Looking to the southwest we could see the towering snow-capped peaks of the Sierra Nevada range. On the morrow we would drive up to the Whitney Portal to get some mountain air over there, but on this day we were enjoying the desert scenery of the White Mountains.

The bristlecone pines grow very slowly. The growth season up there is very short and the weather extreme. What looked like small young trees can be a few centuries old.

Because of the dry climate there decomposition is also very, very slow. Dead logs can lie about for millennia before turning to dust.

In fact, dendrobiologist (tree scientists) were able to reconstruct a climatic timeline of the area that goes back nearly 13,000 years by matching tree rings of living an dead bristlecone pines.
Dead but still standing. 
From the final stretch of the loop trail we had a good view of the Schulman Grove.
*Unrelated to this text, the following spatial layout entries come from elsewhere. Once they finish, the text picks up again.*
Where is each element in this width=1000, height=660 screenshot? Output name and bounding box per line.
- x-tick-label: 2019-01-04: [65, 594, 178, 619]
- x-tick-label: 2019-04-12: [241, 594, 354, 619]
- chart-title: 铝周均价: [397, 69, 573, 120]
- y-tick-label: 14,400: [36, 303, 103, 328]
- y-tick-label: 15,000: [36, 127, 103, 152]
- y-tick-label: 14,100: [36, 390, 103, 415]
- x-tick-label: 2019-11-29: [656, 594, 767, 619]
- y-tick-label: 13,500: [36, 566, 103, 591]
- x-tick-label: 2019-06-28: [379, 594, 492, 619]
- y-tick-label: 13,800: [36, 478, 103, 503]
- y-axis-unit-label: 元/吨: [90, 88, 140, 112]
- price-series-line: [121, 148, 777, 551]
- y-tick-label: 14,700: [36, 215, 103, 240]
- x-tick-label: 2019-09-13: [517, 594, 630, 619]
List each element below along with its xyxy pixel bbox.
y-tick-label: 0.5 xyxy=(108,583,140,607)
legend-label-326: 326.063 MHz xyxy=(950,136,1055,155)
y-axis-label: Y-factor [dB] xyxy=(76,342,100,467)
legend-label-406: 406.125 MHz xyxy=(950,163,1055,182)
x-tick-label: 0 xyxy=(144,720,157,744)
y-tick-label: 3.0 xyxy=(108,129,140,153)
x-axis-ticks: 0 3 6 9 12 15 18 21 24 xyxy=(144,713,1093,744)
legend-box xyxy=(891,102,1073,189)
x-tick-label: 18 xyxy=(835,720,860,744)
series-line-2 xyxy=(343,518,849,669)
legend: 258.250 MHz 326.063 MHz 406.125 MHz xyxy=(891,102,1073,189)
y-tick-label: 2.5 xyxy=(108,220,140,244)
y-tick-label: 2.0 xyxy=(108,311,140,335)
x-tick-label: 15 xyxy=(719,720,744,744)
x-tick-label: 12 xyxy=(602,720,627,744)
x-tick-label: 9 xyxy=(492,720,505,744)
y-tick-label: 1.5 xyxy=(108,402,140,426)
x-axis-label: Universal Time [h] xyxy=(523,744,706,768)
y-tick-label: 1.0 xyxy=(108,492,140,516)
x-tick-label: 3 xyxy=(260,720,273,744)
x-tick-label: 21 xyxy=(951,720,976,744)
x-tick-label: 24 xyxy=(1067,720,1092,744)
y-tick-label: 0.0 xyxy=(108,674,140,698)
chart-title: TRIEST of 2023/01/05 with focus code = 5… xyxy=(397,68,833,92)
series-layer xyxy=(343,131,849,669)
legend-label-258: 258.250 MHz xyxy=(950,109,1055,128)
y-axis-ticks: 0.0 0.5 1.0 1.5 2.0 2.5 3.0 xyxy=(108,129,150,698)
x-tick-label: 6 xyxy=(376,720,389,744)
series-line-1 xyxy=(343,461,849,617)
We snacked quickly, then got in the car and started driving up the road to the Patriarch Grove, about 2000 ft higher up the mountain.
Schulman Grove of Ancient Bristlecone Pine trees


  1. thank you thank you thank you thank you for taking me up there!!! such a magnificent place! such wonderful trees!

    1. It was a great treat to show you this place!

  2. These trees are amazing! The flowers are beautiful too :-)

    1. Thank you my friend, I hope you'll get to visit them too one day!